St-Germain-en-Laye,

Chambers's Encyclopaedia, Volume 9: Bound to Swansea, p. 87

St-Germain-en-Laye, a town of France, dept. Seine-et-Oise, stands on an eminence above the Seine, with a royal forest (10,000 acres) behind it and the river before it, Paris in the distance, 13 miles to the E. by rail. Above the river runs the famous terrace (2625 yards long by 115 feet wide), made by Lenôtre in 1672. The historic associations cluster round the old royal castle, which, until Louis XIV. removed the court to Versailles, was the favourite residence of the kings of France. Here were born Henry II., Charles IX., Louis XIII., and Louis XIV., and here died Louis XIII. King James II. of England lived in this castle from 1689 to his death in 1701. After that it was turned into barracks, then into a military prison, and finally by Napoleon III. into a museum of Gallo-Roman antiquities.
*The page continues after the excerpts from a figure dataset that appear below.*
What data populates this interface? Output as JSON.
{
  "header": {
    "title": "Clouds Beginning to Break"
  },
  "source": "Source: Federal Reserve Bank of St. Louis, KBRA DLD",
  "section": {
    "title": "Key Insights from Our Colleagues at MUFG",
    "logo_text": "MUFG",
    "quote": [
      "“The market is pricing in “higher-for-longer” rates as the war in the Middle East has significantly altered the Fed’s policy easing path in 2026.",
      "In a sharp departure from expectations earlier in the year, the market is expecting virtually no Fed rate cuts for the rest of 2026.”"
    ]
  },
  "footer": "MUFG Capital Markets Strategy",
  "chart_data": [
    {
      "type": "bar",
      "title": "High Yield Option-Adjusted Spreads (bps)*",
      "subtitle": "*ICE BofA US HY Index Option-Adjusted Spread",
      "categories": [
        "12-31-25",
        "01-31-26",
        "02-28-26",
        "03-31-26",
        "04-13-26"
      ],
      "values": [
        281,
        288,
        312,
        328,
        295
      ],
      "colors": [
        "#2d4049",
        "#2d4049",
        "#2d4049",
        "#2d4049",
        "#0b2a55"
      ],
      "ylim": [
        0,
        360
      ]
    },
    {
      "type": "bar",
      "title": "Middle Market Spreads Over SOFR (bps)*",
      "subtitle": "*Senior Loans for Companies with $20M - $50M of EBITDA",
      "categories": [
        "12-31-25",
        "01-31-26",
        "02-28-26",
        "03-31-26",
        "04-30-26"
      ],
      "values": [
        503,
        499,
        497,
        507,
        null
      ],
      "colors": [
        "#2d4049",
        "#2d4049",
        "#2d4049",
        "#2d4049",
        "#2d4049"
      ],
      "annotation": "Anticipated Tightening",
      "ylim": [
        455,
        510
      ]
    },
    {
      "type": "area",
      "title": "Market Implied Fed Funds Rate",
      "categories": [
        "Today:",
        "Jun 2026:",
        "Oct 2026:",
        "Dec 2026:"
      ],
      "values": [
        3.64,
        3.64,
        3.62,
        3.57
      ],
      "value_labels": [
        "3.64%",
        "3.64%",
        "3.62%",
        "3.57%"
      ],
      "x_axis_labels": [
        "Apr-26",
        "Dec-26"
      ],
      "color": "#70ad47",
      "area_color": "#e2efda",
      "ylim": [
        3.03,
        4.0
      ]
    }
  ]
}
Peace was signed within its walls between Charles IX. and the Huguenots in 1570, and the peace between France and Brandenburg in 1679. The Fête des Loges, one of the most popular of popular festivals, is held annually at a chapel in the forest. The people (15,997 in 1886) manufacture woollens and cottons. See Lacombe, Le Château de St-Germain (4th ed. 1874).—St Germain-des-Prés, named like the other from Germanus (q.v.), was a famous Benedictine monastery near Paris (see MAURISTS). Its church (1001-1163) ranks as the oldest in Paris.